Martin Wolf answers your questions: Topic seven – Growth in emerging markets

We invited readers to send questions this week to Martin Wolf, the FT’s chief economics commentator. Here is the seventh question, from Ali Ahmed. Martin’s response is below.

Ali Ahmed: As the dust settles from the crisis, what now for the Decoupling theory that asserts that emerging markets can grow rapidly and sustainably even as the developed economies go through a prolonged slowdown? This theory was in fashion at the beginning of the crisis, out of fashion as we went through 2009 and saw massive drops in production in emerging markets bearing the brunt of the collapse in world trade. What is your assessment as we enter 2010?

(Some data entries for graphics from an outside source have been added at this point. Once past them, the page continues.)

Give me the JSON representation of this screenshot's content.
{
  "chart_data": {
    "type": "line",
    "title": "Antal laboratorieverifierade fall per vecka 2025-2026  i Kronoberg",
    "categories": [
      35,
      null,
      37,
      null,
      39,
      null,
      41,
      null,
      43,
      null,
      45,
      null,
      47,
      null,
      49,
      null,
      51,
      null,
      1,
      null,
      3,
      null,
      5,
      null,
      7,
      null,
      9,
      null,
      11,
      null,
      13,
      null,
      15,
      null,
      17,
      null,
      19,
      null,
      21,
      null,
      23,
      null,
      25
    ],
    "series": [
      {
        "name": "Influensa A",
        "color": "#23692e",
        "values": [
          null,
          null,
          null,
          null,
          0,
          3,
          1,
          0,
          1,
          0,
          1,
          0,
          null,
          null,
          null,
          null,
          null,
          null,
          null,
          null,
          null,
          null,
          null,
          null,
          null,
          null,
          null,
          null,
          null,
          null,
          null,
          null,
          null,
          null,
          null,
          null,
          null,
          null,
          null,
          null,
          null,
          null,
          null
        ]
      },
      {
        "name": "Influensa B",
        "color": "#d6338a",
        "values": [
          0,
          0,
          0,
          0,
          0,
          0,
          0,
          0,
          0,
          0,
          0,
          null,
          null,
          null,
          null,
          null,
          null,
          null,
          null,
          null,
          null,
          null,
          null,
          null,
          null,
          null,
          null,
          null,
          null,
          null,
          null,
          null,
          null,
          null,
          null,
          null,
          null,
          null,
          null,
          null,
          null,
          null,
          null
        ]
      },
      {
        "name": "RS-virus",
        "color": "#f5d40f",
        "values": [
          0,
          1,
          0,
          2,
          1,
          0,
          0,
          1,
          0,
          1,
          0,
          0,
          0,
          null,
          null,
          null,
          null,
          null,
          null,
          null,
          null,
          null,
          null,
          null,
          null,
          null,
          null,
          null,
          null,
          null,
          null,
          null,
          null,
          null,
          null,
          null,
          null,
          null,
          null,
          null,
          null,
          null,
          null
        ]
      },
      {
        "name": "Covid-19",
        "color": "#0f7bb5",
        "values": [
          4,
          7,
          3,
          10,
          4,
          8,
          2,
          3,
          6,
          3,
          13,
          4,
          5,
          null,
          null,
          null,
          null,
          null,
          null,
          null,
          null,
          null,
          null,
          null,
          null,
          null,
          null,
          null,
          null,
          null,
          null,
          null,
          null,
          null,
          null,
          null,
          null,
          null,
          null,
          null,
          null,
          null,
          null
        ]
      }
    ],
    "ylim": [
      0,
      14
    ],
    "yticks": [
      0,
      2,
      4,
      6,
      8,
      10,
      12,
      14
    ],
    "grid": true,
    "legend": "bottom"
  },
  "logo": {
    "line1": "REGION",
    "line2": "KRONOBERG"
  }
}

Martin Wolf: At present, we can say that decoupling has some credibility, but it is not unlimited. We know that when the developed world suffers a huge financial crisis and recession, the whole world is indeed affected, via reductions in access to credit, rising prices of credit, falling volumes and prices of exports and collapsing remittances. But we also know that emerging markets with strong domestic and external fiscal and financial positions have been able to offset these forces. China and, to a lesser extent, Brazil and India, are noteworthy examples. So a degree of decoupling has indeed occurred, despite the crisis. But it has also greatly helped that, in the end, a depression was averted.